1. NaNO3 = NaNO2 + O2

Let us write half reaction of the oxidation and reduction. Initially nitrogen has charge +5 And at the end of reaction it has charge +3. How do we calculate that? In NaNO3 oxygen has charge -2. Sodium has charge +1. The molecule of NaNO3 is neutral.
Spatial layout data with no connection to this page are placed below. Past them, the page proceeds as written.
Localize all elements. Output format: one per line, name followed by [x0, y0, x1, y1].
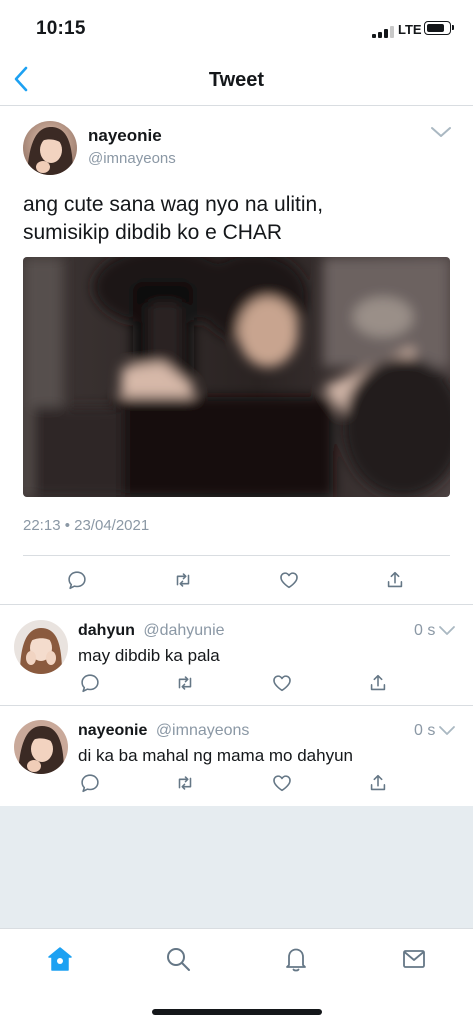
reply-button[interactable] [66, 569, 90, 593]
reply-icon [68, 571, 86, 590]
avatar[interactable] [14, 720, 68, 774]
empty-space [0, 806, 473, 928]
retweet-icon [178, 676, 192, 690]
avatar-photo [14, 620, 68, 674]
main-tweet: nayeonie @imnayeons ang cute sana wag ny… [0, 107, 473, 605]
tab-bar [0, 928, 473, 1024]
tweet-timestamp: 22:13 • 23/04/2021 [23, 517, 150, 534]
reply-menu-button[interactable] [438, 624, 456, 636]
tab-search[interactable] [164, 945, 192, 973]
home-indicator[interactable] [152, 1009, 322, 1015]
share-icon [370, 774, 386, 791]
author-name[interactable]: nayeonie [88, 126, 162, 146]
share-button[interactable] [367, 772, 391, 796]
reply-time: 0 s [414, 722, 436, 739]
chevron-down-icon [439, 626, 455, 635]
reply-author-name[interactable]: nayeonie [78, 722, 147, 739]
retweet-icon [178, 776, 192, 790]
page-title: Tweet [208, 69, 265, 91]
battery-icon [424, 21, 454, 35]
like-icon [280, 572, 298, 589]
tweet-actions [0, 569, 473, 599]
reply-time: 0 s [414, 622, 436, 639]
share-icon [387, 571, 403, 588]
reply-actions [0, 672, 473, 702]
like-icon [273, 775, 291, 792]
reply-header: dahyun @dahyunie [78, 622, 225, 640]
tab-messages[interactable] [400, 945, 428, 973]
retweet-icon [176, 573, 190, 587]
reply-menu-button[interactable] [438, 724, 456, 736]
reply-icon [81, 674, 99, 693]
reply-icon [81, 774, 99, 793]
blurred-photo [23, 257, 450, 497]
reply-text: may dibdib ka pala [78, 646, 220, 665]
tweet-text-line: ang cute sana wag nyo na ulitin, [23, 193, 324, 216]
avatar-photo [23, 121, 77, 175]
reply-button[interactable] [79, 672, 103, 696]
tweet-image[interactable] [23, 257, 450, 497]
retweet-button[interactable] [172, 569, 196, 593]
like-button[interactable] [278, 569, 302, 593]
reply-author-handle[interactable]: @dahyunie [143, 622, 224, 639]
reply-author-handle[interactable]: @imnayeons [156, 722, 250, 739]
reply-button[interactable] [79, 772, 103, 796]
reply-actions [0, 772, 473, 802]
reply-tweet[interactable]: nayeonie @imnayeons 0 s di ka ba mahal n… [0, 706, 473, 806]
like-button[interactable] [271, 672, 295, 696]
tweet-text-line: sumisikip dibdib ko e CHAR [23, 221, 283, 244]
reply-header: nayeonie @imnayeons [78, 722, 249, 740]
share-icon [370, 674, 386, 691]
chevron-down-icon [431, 127, 451, 137]
search-icon [167, 948, 190, 971]
tab-notifications[interactable] [282, 945, 310, 973]
reply-text: di ka ba mahal ng mama mo dahyun [78, 746, 353, 765]
avatar[interactable] [23, 121, 77, 175]
retweet-button[interactable] [174, 772, 198, 796]
nav-bar: Tweet [0, 52, 473, 106]
share-button[interactable] [367, 672, 391, 696]
status-bar: 10:15 LTE [0, 0, 473, 52]
retweet-button[interactable] [174, 672, 198, 696]
divider [23, 555, 450, 556]
reply-author-name[interactable]: dahyun [78, 622, 135, 639]
battery-level [427, 24, 444, 32]
avatar[interactable] [14, 620, 68, 674]
tab-home[interactable] [46, 945, 74, 973]
home-icon [48, 947, 72, 971]
cellular-signal-icon [372, 26, 394, 38]
like-button[interactable] [271, 772, 295, 796]
tweet-text: ang cute sana wag nyo na ulitin, sumisik… [23, 191, 453, 247]
like-icon [273, 675, 291, 692]
network-type: LTE [398, 22, 422, 37]
notifications-icon [286, 948, 306, 972]
author-handle[interactable]: @imnayeons [88, 150, 176, 167]
share-button[interactable] [384, 569, 408, 593]
reply-tweet[interactable]: dahyun @dahyunie 0 s may dibdib ka pala [0, 606, 473, 706]
tweet-menu-button[interactable] [430, 125, 452, 139]
messages-icon [403, 950, 425, 968]
status-time: 10:15 [36, 18, 86, 39]
chevron-down-icon [439, 726, 455, 735]
avatar-photo [14, 720, 68, 774]
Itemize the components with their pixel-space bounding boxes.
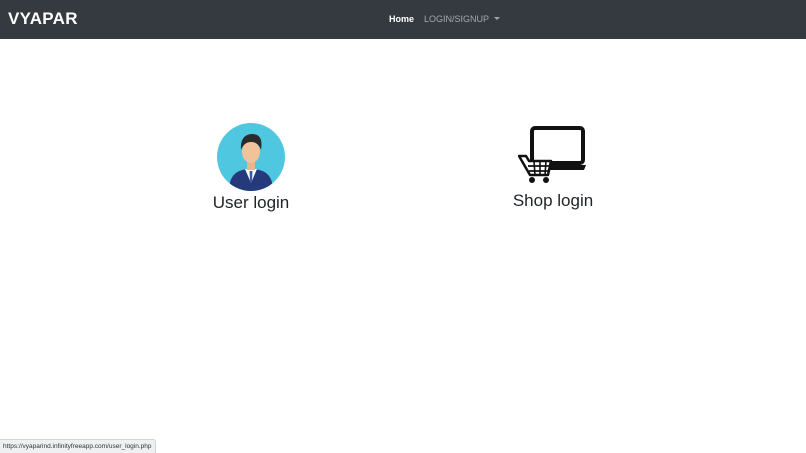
shop-login-card[interactable]: Shop login	[493, 123, 613, 212]
laptop-cart-icon	[518, 126, 586, 183]
brand-logo[interactable]: VYAPAR	[8, 8, 78, 30]
nav-login-signup-label: LOGIN/SIGNUP	[424, 14, 490, 24]
nav-home-link[interactable]: Home	[389, 13, 414, 25]
user-avatar-icon	[217, 123, 285, 191]
nav-login-signup-dropdown[interactable]: LOGIN/SIGNUP	[424, 13, 501, 25]
user-login-card[interactable]: User login	[191, 123, 311, 214]
top-navbar: VYAPAR Home LOGIN/SIGNUP	[0, 0, 806, 39]
shop-login-label: Shop login	[512, 191, 594, 210]
nav-links: Home LOGIN/SIGNUP	[389, 13, 501, 25]
user-login-label: User login	[212, 193, 290, 212]
status-bar-url: https://vyaparind.infinityfreeapp.com/us…	[0, 439, 156, 453]
caret-down-icon	[494, 17, 501, 20]
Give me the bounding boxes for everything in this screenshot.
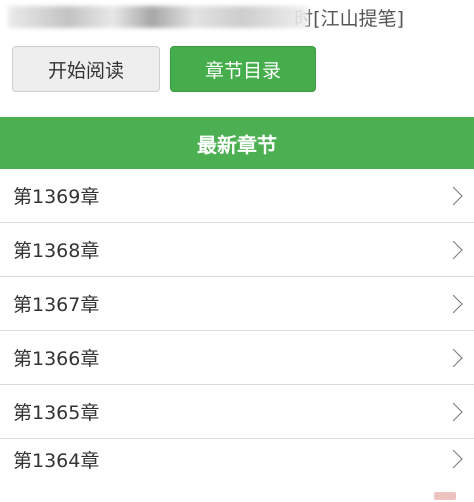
- chevron-right-icon: [444, 348, 463, 367]
- chapter-row[interactable]: 第1364章: [0, 439, 474, 479]
- chapter-row[interactable]: 第1365章: [0, 385, 474, 439]
- chapter-label: 第1369章: [13, 186, 100, 208]
- corner-badge: [434, 492, 456, 500]
- chapter-row[interactable]: 第1368章: [0, 223, 474, 277]
- chapter-label: 第1366章: [13, 348, 100, 370]
- chevron-right-icon: [444, 402, 463, 421]
- chevron-right-icon: [444, 240, 463, 259]
- chevron-right-icon: [444, 294, 463, 313]
- chapter-label: 第1364章: [13, 449, 100, 472]
- obscured-title-region: [8, 6, 308, 28]
- chevron-right-icon: [444, 186, 463, 205]
- latest-chapters-header: 最新章节: [0, 117, 474, 169]
- chapter-list: 第1369章 第1368章 第1367章 第1366章 第1365章 第1364…: [0, 169, 474, 479]
- chapter-label: 第1365章: [13, 402, 100, 424]
- start-reading-button[interactable]: 开始阅读: [12, 46, 160, 92]
- chapter-catalog-button[interactable]: 章节目录: [170, 46, 316, 92]
- chapter-row[interactable]: 第1369章: [0, 169, 474, 223]
- book-title-suffix: 时[江山提笔]: [294, 7, 404, 30]
- chapter-label: 第1368章: [13, 240, 100, 262]
- book-title-bar: 时[江山提笔]: [0, 0, 474, 34]
- chevron-right-icon: [444, 449, 463, 469]
- page: 时[江山提笔] 开始阅读 章节目录 最新章节 第1369章 第1368章 第13…: [0, 0, 474, 502]
- chapter-row[interactable]: 第1367章: [0, 277, 474, 331]
- chapter-label: 第1367章: [13, 294, 100, 316]
- chapter-row[interactable]: 第1366章: [0, 331, 474, 385]
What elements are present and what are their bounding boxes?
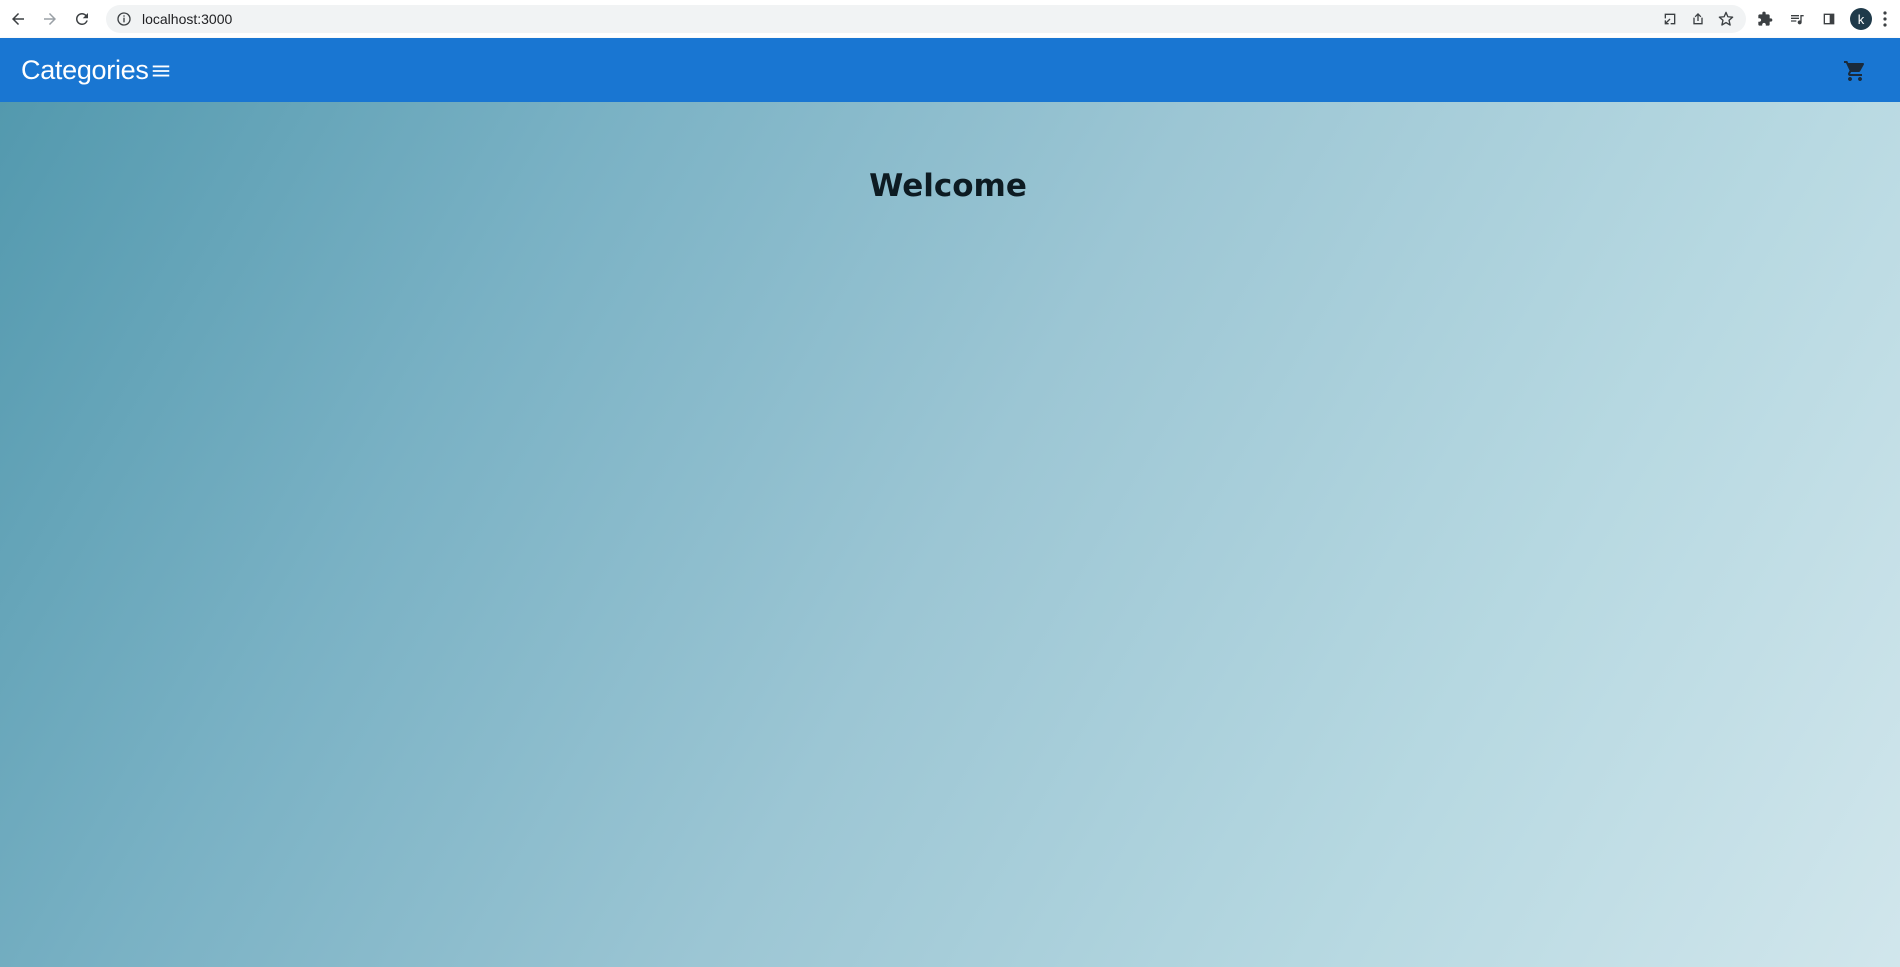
bookmark-star-icon: [1718, 11, 1734, 26]
share-button[interactable]: [1686, 9, 1710, 29]
profile-button[interactable]: k: [1848, 4, 1874, 34]
install-button[interactable]: [1658, 9, 1682, 29]
reload-button[interactable]: [66, 3, 98, 35]
browser-actions: k: [1752, 4, 1890, 34]
install-icon: [1664, 13, 1676, 25]
address-bar[interactable]: localhost:3000: [106, 5, 1746, 33]
menu-icon: [152, 65, 169, 77]
categories-label: Categories: [21, 54, 149, 85]
side-panel-button[interactable]: [1816, 4, 1842, 34]
main-content: Welcome: [0, 102, 1900, 967]
omnibox-actions: [1658, 9, 1738, 29]
forward-icon: [44, 13, 56, 25]
media-queue-button[interactable]: [1784, 4, 1810, 34]
more-icon: [1883, 11, 1887, 27]
cart-icon: [1844, 61, 1865, 81]
cart-button[interactable]: [1842, 58, 1868, 84]
avatar: k: [1850, 8, 1872, 30]
side-panel-icon: [1823, 13, 1835, 25]
forward-button[interactable]: [34, 3, 66, 35]
categories-menu-button[interactable]: Categories: [21, 55, 172, 86]
page-title: Welcome: [869, 168, 1027, 204]
reload-icon: [76, 12, 88, 25]
back-icon: [12, 13, 24, 25]
more-button[interactable]: [1880, 4, 1890, 34]
extensions-icon: [1758, 11, 1773, 26]
back-button[interactable]: [2, 3, 34, 35]
browser-toolbar: localhost:3000 k: [0, 0, 1900, 38]
app-header: Categories: [0, 38, 1900, 102]
media-queue-icon: [1791, 15, 1804, 25]
bookmark-button[interactable]: [1714, 9, 1738, 29]
nav-buttons: [2, 3, 98, 35]
extensions-button[interactable]: [1752, 4, 1778, 34]
info-icon[interactable]: [116, 11, 132, 27]
url-text[interactable]: localhost:3000: [142, 11, 542, 27]
share-icon: [1693, 13, 1703, 25]
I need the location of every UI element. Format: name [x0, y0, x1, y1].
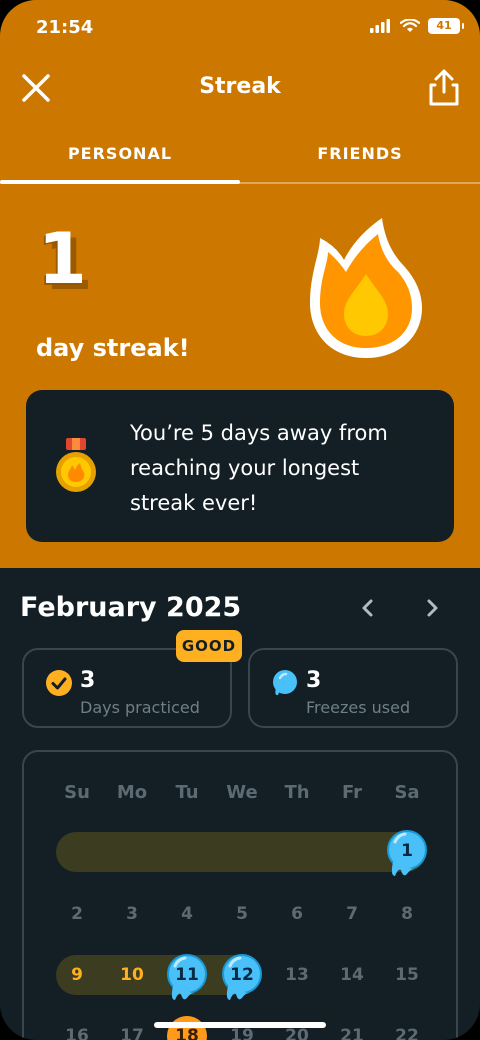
freeze-day[interactable]: 12 — [220, 954, 264, 1006]
month-title: February 2025 — [20, 592, 242, 623]
chevron-right-icon[interactable] — [418, 594, 446, 622]
good-badge: GOOD — [176, 630, 242, 662]
freezes-used-caption: Freezes used — [306, 698, 411, 717]
calendar-day[interactable]: 21 — [325, 1026, 379, 1040]
tab-active-indicator — [0, 180, 240, 184]
tab-personal[interactable]: PERSONAL — [0, 128, 240, 184]
calendar-day[interactable]: 22 — [380, 1026, 434, 1040]
calendar-day[interactable]: 13 — [270, 965, 324, 985]
calendar-day: 1 — [401, 841, 413, 861]
home-indicator[interactable] — [154, 1022, 326, 1028]
tab-friends-label: FRIENDS — [317, 144, 403, 163]
calendar-day[interactable]: 8 — [380, 904, 434, 924]
calendar-day[interactable]: 20 — [270, 1026, 324, 1040]
calendar-day[interactable]: 19 — [215, 1026, 269, 1040]
calendar-day[interactable]: 15 — [380, 965, 434, 985]
calendar-day[interactable]: 4 — [160, 904, 214, 924]
weekday-label: Su — [64, 782, 90, 803]
freeze-icon — [273, 670, 297, 696]
calendar-day[interactable]: 7 — [325, 904, 379, 924]
calendar-day[interactable]: 6 — [270, 904, 324, 924]
share-icon[interactable] — [426, 68, 462, 108]
calendar-day-practiced[interactable]: 9 — [50, 965, 104, 985]
status-time: 21:54 — [36, 17, 94, 38]
chevron-left-icon[interactable] — [354, 594, 382, 622]
nav-bar: Streak — [0, 56, 480, 120]
tab-friends[interactable]: FRIENDS — [240, 128, 480, 182]
calendar-day[interactable]: 2 — [50, 904, 104, 924]
days-practiced-caption: Days practiced — [80, 698, 200, 717]
flame-icon — [310, 218, 422, 358]
tab-bar: PERSONAL FRIENDS — [0, 128, 480, 184]
calendar-day[interactable]: 5 — [215, 904, 269, 924]
weekday-label: Mo — [116, 782, 148, 803]
check-icon — [46, 670, 72, 696]
calendar-day: 11 — [175, 965, 199, 985]
weekday-label: We — [226, 782, 258, 803]
tab-personal-label: PERSONAL — [67, 144, 173, 163]
longest-streak-message: You’re 5 days away from reaching your lo… — [130, 421, 388, 515]
calendar-day[interactable]: 16 — [50, 1026, 104, 1040]
phone-screen: 21:54 41 Streak PERSONAL FRIENDS 1 day s… — [0, 0, 480, 1040]
calendar-day-practiced[interactable]: 10 — [105, 965, 159, 985]
medal-icon — [56, 438, 96, 492]
longest-streak-card: You’re 5 days away from reaching your lo… — [26, 390, 454, 542]
streak-calendar: Su Mo Tu We Th Fr Sa 1 2 3 4 5 6 7 8 9 1… — [22, 750, 458, 1040]
freeze-day[interactable]: 1 — [385, 830, 429, 882]
calendar-day-today[interactable]: 18 — [167, 1016, 207, 1040]
weekday-label: Tu — [175, 782, 199, 803]
calendar-day[interactable]: 3 — [105, 904, 159, 924]
signal-icon — [370, 19, 390, 33]
streak-label: day streak! — [36, 334, 190, 362]
weekday-label: Fr — [341, 782, 363, 803]
streak-count: 1 — [38, 218, 87, 300]
freezes-used-card: 3 Freezes used — [248, 648, 458, 728]
status-bar: 21:54 41 — [0, 0, 480, 56]
weekday-label: Th — [284, 782, 310, 803]
freezes-used-value: 3 — [306, 668, 322, 693]
streak-band — [56, 832, 426, 872]
weekday-label: Sa — [394, 782, 420, 803]
days-practiced-value: 3 — [80, 668, 96, 693]
wifi-icon — [400, 19, 420, 32]
freeze-day[interactable]: 11 — [165, 954, 209, 1006]
battery-indicator: 41 — [428, 18, 464, 34]
page-title: Streak — [199, 74, 281, 99]
calendar-day[interactable]: 17 — [105, 1026, 159, 1040]
calendar-day[interactable]: 14 — [325, 965, 379, 985]
calendar-day: 12 — [230, 965, 254, 985]
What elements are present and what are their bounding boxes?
It means that negative charges inside NaNO3 molecule must be equal to positive charges.

Na (+1) + O3 (-2 x 3) = 1 - 6 = - 5. Then nitrogen has to be + 5 to make the molecule neutral.

In NaNO2, nitrogen has charge +3. Nitrogen must receive 2 negative electrons to change its charge from +5 to +3. 5 + ( - 2) = 3 So we can write

N5+ + 2e = N3+ | 2

Oxygen initially has charge -2. At the end of reaction it becomes neutral and has charge 0.

So, we can write 2O2- - 4e = O2 | 4

Combine two half reactions and get:

N5+ + 2e = N3+ | 2
2O2- - 4e = O2 | 4

Since 2 and 4 can be divided by 2 and reduced to 1 and 2

N5+ + 2e = N3+ | 2 1
2O2- - 4e = O2 | 4 2

Now switch positions of 1 and 2

N5+ + 2e = N3+ | 2 1 2
2O2- - 4e = O2 | 4 2 1

From the above N5+ and N3+ should have coefficient 2 and oxygen should have coefficient 1.

2NaNO3 = 2NaNO2 + O2

Check the equation balance: from both sides of the equation we have 2 Na, 2 N, and 6 O. We are done!